'Self-testing cervical cancer screening could save lives'


The taoiseach said he had been told by Simon Harris, the health minister, a few weeks ago that some tests had expired because of the backlog and would have to be repeated. "I think some have been already but I don't know for sure", he said in the Dáil yesterday.

January is cervical health awareness month, and the Health Services Authority is encouraging women to protect themselves from cervical cancer. For instance, in March 2012, Delphi Bioscience Asia Pvt Ltd introduced a home based HPV test kit for making the detection procedure of cervical cancer more convenient for the women in Singapore and other Asian economies.

"It's a small test which can make a huge difference so I would urge women to encourage daughters, nieces, other family and friends who are eligible for the test to do so". However, NHS Digital figures show that 4.95 million out of a potential 17.6 million women are now overdue their smear test.

The Tennessee Breast and Cervical Cancer Screening Program provides screening and diagnostic testing to qualified uninsured and underinsured Tennessee women.

For instance, in February 2018, Becton, Dickinson and Company received FDA approval for the BD Onclarity™ HPV assay, which detects and identifies HPV genotypes that put women at high risk for cervical cancer.

The NHS cervical screening programme invites women aged 25 to 49 for testing every three years, and every five years for those aged 50 to 64.

People can telephone Jo's Cervical Cancer Trust helpline for a wide range of different reasons, including: Finding out more about Human papillomavirus Virus (HPV), Questions about smear tests and results, Parents wanting to know more about the HPV vaccination, Queries about what to expect at colposcopy or to talk through a cervical abnormality diagnosis.

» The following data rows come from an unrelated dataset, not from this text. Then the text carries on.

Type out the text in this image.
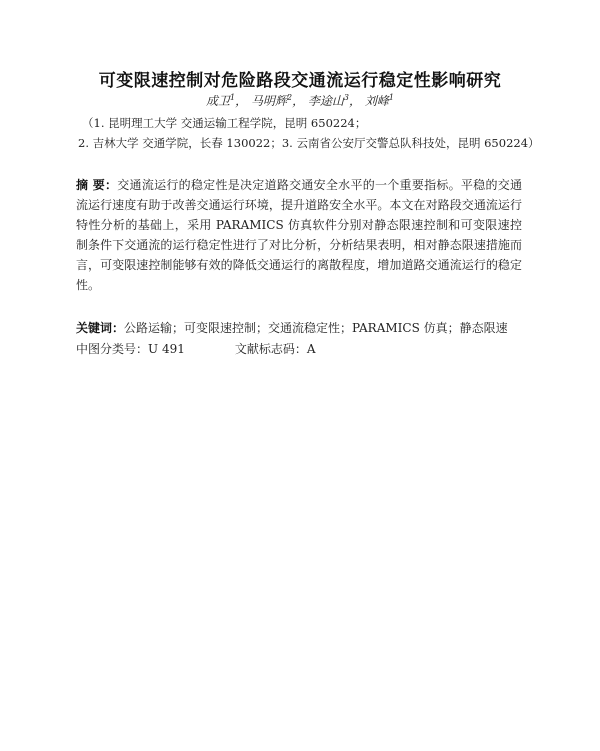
可变限速控制对危险路段交通流运行稳定性影响研究
成卫$^1$， 马明辉$^2$， 李途山$^3$， 刘峰$^1$
（1. 昆明理工大学 交通运输工程学院，昆明 650224；
2. 吉林大学 交通学院，长春 130022；3. 云南省公安厅交警总队科技处，昆明 650224）
摘 要：交通流运行的稳定性是决定道路交通安全水平的一个重要指标。平稳的交通流运行速度有助于改善交通运行环境，提升道路安全水平。本文在对路段交通流运行特性分析的基础上，采用 PARAMICS 仿真软件分别对静态限速控制和可变限速控制条件下交通流的运行稳定性进行了对比分析，分析结果表明，相对静态限速措施而言，可变限速控制能够有效的降低交通运行的离散程度，增加道路交通流运行的稳定性。
关键词：公路运输；可变限速控制；交通流稳定性；PARAMICS 仿真；静态限速
中图分类号：U 491	文献标志码：A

But three out of four study participants would be likely or very likely to do a self-test for HPV, with nine out of ten reporting being likely or very likely to attend a follow-up if they tested positive. Also, there is a dearth of healthcare infrastructure for screening for cervical cancer.

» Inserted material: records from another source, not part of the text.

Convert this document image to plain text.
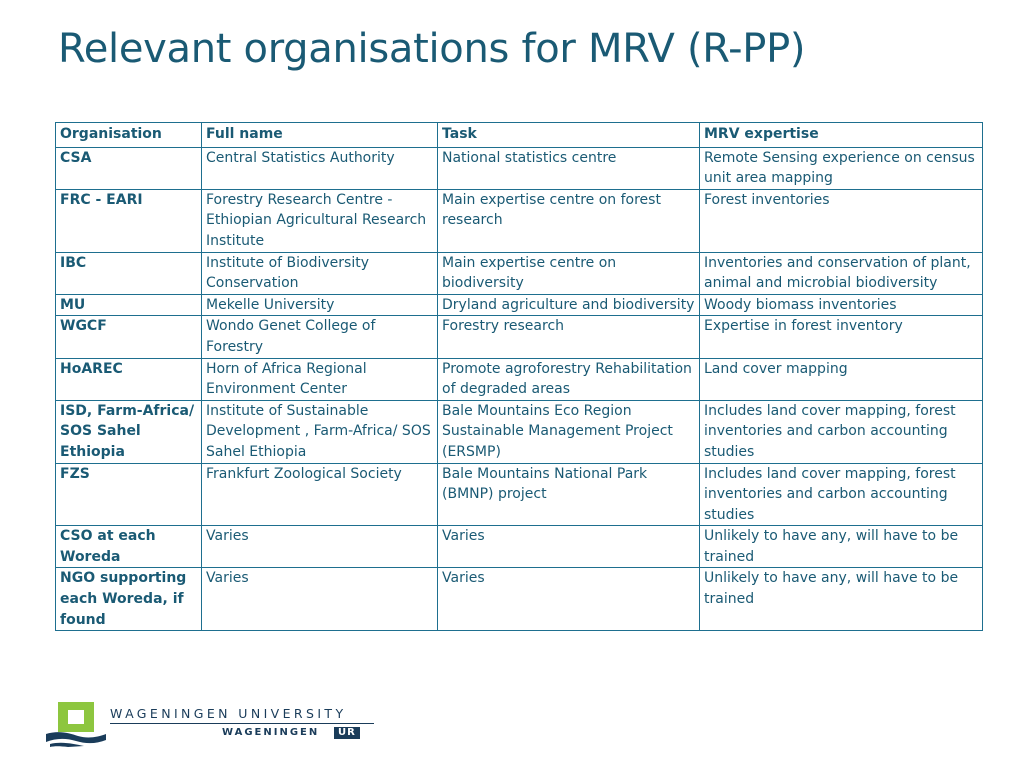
Relevant organisations for MRV (R-PP)
Organisation	Full name	Task	MRV expertise
CSA	Central Statistics Authority	National statistics centre	Remote Sensing experience on census unit area mapping
FRC - EARI	Forestry Research Centre - Ethiopian Agricultural Research Institute	Main expertise centre on forest research	Forest inventories
IBC	Institute of Biodiversity Conservation	Main expertise centre on biodiversity	Inventories and conservation of plant, animal and microbial biodiversity
MU	Mekelle University	Dryland agriculture and biodiversity	Woody biomass inventories
WGCF	Wondo Genet College of Forestry	Forestry research	Expertise in forest inventory
HoAREC	Horn of Africa Regional Environment Center	Promote agroforestry Rehabilitation of degraded areas	Land cover mapping
ISD, Farm-Africa/ SOS Sahel Ethiopia	Institute of Sustainable Development , Farm-Africa/ SOS Sahel Ethiopia	Bale Mountains Eco Region Sustainable Management Project (ERSMP)	Includes land cover mapping, forest inventories and carbon accounting studies
FZS	Frankfurt Zoological Society	Bale Mountains National Park (BMNP) project	Includes land cover mapping, forest inventories and carbon accounting studies
CSO at each Woreda	Varies	Varies	Unlikely to have any, will have to be trained
NGO supporting each Woreda, if found	Varies	Varies	Unlikely to have any, will have to be trained
WAGENINGEN UNIVERSITY
WAGENINGEN	UR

"We have been doing this free and public schools for gosh six or seven, maybe even longer years now", said Ms. Weber.

Sandy Morrison said if self-testing does become available women need to have the right information about it.

"However, most women leave saying it wasn't as bad as they thought it would be".

Doctors will be able to offer it on a case by case basis if they deem it could help the woman.

HPV screening was due to be introduced in New Zealand a year ago, but had been delayed to 2021.